The closest post which I could found was Search ElasticSearch field contained in a value, but the tokenizer just split the values from the index, i need more like a substring-search in the query.

Thanks and best regards Simon

1

1 Answers

0
votes

Found a possible (but not high-performance) solution:

1.) Set an n-gram filter only for the search-analyzer.
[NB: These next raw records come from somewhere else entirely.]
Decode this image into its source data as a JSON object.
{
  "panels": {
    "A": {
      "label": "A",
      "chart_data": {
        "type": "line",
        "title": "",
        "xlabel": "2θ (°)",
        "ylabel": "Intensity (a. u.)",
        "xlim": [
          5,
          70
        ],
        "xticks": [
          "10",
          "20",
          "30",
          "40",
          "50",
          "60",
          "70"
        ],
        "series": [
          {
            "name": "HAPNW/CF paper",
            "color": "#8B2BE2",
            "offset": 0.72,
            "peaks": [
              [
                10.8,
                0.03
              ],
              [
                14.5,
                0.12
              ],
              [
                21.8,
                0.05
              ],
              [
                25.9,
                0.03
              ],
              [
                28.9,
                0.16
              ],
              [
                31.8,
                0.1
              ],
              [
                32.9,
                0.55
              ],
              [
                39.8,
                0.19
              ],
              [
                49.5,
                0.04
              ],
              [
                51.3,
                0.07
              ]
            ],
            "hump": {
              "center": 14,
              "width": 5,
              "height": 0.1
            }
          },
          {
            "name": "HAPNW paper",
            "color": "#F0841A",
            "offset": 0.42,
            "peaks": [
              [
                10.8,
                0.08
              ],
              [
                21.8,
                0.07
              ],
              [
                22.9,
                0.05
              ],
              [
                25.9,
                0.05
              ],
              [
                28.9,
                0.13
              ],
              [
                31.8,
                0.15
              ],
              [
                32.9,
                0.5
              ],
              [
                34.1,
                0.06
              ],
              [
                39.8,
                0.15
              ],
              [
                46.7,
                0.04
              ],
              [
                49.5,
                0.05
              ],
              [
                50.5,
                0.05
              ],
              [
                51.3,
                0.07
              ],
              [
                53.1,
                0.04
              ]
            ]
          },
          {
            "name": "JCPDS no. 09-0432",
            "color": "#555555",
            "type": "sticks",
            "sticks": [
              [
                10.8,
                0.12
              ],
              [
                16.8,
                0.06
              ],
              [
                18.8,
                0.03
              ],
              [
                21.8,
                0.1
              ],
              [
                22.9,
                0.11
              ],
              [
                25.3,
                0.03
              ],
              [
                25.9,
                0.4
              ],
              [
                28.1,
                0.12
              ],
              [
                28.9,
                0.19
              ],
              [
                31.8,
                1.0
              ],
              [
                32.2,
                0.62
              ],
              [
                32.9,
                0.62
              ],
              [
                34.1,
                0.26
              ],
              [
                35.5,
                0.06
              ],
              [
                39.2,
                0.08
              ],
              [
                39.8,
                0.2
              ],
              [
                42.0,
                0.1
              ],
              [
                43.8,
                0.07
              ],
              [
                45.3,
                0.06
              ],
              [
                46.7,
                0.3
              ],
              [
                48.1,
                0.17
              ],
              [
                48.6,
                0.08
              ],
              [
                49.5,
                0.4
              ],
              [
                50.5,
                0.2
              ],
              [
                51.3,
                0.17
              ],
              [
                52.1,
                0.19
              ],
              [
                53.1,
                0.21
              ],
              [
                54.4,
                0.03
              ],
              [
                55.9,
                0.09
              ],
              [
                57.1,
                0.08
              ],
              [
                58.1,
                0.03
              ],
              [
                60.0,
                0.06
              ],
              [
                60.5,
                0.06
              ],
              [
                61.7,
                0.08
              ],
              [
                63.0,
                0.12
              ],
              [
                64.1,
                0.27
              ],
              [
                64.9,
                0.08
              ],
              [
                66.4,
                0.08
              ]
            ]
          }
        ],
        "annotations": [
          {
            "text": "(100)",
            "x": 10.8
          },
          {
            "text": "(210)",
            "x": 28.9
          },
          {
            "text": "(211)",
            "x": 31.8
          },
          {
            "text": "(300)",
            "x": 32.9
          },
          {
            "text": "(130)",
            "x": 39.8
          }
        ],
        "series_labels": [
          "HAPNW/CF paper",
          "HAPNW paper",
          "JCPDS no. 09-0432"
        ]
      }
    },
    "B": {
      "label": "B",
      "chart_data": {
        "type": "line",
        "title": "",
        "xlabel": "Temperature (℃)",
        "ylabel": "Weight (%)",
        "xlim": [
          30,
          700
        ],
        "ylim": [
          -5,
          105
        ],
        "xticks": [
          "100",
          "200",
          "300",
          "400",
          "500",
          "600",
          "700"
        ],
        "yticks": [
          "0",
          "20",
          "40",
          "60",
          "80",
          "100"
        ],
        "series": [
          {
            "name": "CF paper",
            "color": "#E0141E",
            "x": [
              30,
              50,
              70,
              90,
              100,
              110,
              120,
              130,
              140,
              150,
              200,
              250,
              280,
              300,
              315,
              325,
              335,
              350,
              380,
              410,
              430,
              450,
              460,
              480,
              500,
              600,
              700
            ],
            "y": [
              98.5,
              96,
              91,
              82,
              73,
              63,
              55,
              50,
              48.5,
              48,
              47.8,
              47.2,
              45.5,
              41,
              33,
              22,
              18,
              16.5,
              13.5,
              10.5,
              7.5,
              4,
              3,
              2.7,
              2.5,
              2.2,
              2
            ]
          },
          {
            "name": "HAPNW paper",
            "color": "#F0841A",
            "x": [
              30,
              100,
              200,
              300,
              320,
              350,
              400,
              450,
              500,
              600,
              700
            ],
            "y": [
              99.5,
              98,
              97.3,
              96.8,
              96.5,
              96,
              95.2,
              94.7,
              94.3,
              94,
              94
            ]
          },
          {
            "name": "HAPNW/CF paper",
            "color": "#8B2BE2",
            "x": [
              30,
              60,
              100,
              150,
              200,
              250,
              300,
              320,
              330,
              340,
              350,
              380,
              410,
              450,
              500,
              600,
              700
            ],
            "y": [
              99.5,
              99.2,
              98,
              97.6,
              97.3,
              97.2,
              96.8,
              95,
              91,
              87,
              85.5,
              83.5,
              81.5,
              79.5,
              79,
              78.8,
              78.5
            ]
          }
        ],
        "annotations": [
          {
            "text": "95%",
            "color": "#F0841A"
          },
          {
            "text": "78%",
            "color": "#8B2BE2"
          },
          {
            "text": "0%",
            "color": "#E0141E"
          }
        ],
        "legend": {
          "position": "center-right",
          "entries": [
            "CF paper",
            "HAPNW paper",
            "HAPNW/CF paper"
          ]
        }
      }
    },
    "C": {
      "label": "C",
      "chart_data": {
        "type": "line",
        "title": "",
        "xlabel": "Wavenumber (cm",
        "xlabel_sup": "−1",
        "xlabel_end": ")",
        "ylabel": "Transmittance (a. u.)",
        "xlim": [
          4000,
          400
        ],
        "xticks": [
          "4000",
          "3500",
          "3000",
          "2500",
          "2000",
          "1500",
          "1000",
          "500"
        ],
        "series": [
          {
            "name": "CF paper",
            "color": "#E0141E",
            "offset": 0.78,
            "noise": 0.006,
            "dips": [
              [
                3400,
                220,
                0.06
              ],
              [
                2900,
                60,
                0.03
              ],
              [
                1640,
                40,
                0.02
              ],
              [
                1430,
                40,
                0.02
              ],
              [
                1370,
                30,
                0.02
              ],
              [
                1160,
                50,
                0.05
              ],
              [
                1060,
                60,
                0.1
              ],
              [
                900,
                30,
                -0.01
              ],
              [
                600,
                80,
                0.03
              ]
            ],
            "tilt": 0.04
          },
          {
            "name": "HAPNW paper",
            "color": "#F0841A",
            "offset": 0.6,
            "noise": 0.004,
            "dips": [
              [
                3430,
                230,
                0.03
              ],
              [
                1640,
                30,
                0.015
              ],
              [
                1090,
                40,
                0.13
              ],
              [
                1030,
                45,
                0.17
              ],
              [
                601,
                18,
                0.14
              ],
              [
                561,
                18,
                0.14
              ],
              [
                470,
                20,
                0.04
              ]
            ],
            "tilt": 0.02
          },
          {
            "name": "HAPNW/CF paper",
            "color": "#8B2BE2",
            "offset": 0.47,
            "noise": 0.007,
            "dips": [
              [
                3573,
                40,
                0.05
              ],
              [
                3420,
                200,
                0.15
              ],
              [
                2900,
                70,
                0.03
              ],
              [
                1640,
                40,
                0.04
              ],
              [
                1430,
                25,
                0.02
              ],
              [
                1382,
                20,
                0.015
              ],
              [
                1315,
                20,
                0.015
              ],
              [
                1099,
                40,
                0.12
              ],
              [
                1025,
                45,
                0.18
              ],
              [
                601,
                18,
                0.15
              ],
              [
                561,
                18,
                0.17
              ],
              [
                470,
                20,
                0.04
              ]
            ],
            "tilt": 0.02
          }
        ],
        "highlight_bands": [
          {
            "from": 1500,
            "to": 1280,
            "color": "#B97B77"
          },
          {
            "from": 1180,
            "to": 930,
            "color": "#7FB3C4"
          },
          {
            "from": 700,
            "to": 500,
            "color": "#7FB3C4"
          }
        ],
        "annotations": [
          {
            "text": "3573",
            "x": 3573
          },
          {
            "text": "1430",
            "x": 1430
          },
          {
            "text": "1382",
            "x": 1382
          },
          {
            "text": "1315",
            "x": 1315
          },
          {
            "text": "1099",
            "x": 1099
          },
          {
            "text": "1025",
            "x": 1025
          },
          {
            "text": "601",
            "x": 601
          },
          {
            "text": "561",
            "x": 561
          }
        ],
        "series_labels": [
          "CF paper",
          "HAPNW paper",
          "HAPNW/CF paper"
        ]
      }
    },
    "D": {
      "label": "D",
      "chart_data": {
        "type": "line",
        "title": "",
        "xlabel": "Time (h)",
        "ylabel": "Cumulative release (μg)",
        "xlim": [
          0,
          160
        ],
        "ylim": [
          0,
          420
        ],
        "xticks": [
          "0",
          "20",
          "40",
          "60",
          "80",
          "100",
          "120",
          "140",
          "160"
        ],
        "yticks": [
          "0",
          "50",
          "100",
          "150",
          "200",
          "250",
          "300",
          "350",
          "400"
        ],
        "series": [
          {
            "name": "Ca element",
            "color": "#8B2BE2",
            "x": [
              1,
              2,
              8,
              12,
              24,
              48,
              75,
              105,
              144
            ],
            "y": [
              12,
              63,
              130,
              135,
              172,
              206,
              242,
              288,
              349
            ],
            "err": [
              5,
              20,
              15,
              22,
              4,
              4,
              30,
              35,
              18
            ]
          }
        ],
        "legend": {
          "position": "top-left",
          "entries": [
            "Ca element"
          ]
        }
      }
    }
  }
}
Index-analyzer is still "standard":

  • setting:

    "analysis": {
        "filter": {
            "desc_ngram": {
                "type": "ngram",
                "min_gram": 3,
                "max_gram": 50
            }
        },
        "analyzer": {
            "search_ngram": {
                "type": "custom",
                "tokenizer": "keyword",
                "filter": [ "desc_ngram", "lowercase" ]
            }
        }
    }
    
  • mapping

    "user": {
        "properties": {
            "street": {
                "type": "string",
                "analyzer": "standard",
                "search-analyzer": "search_ngram"
            }
        }...
    }
    

2.)Split the input-text into small blocks (about 47 chars)

String subtext = request.post.getText().substring(startIndex, offset);

3.) Fire-up an ordinary query to the elasticsearch for each block (Do this in an asynchronous manner)

        return CompletableFuture.supplyAsync(() -> {

        SearchRequestBuilder search = this.prepareSearch()
                .setQuery(QueryBuilders.queryStringQuery(textToAnalyze))
                .setSize(100);

        SearchResponse response = search.get();
        UserHit result = transformToHitFrom(response, UserHit.class);
        return result;
    }).exceptionally(e -> {
        logger.error("Error occurred while searching for user", e);
        UserHit result = new UserHit();
        return result;
    });

I did not perform a performance-test yet, but I hope that this solution has a better performance than the standard substring method. We will test this in the following days.